The following is an example demonstrating how to use the SymbolSearchEval class.

from automata.eval.tool.search_eval import SymbolSearchEval
from automata.common.action import FunctionCall

# Example FunctionCall and query result
func_call = FunctionCall(name='symbol-search', arguments={'query': 'symbol_xyz'})
search_result = "Searching for symbol...\n'xyz': {'rank': 1, 'symbol': 'symbol_xyz'}"
input_action_tuple = (func_call, search_result)

# Instantiate SymbolSearchEval
sybmol_search_eval = SymbolSearchEval()

# Extract action
symbol_search_action = sybmol_search_eval.extract_action(input_action_tuple)

# To tool result
tool_eval_result = sybmol_search_eval.to_tool_result(expected_action=symbol_search_action, observed_action=None)

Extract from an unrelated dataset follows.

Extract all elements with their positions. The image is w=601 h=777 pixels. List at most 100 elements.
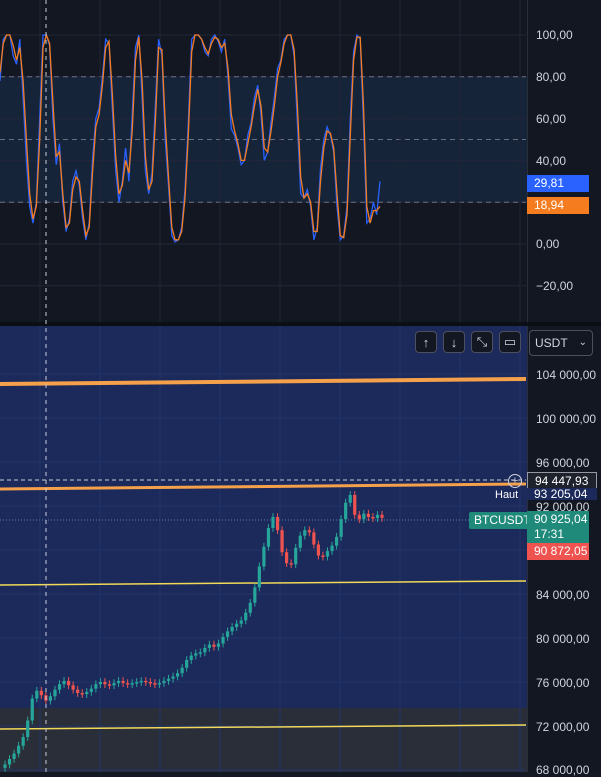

This example demonstrates how the SymbolSearchEval class can be used to evaluate a symbol search operation. It first sets up a tuple of a FunctionCall and the expected result of the search. It then instantiates the SymbolSearchEval class, and uses this to extract the expected action from the input tuple, and to evaluate the expected versus the observed action (in this case, None was used for simplicity).

Limitations

The SymbolSearchEval class currently only supports symbol-rank-search, symbol-similarity-search, and llm-facilitated-search operations. Any other operation will raise a ValueError.

Follow-up Questions:

  1. How can we extend the class to support other types of search operations?

  2. Do we have mechanisms in place to handle edge cases and errors during the search process?

  3. How can we improve the evaluation accuracy or provide comparative analysis between different evaluation measures?

  4. Are there plans in place for supporting parallel evaluations in large-scale systems, and if so, how will potential synchronisation issues be handled?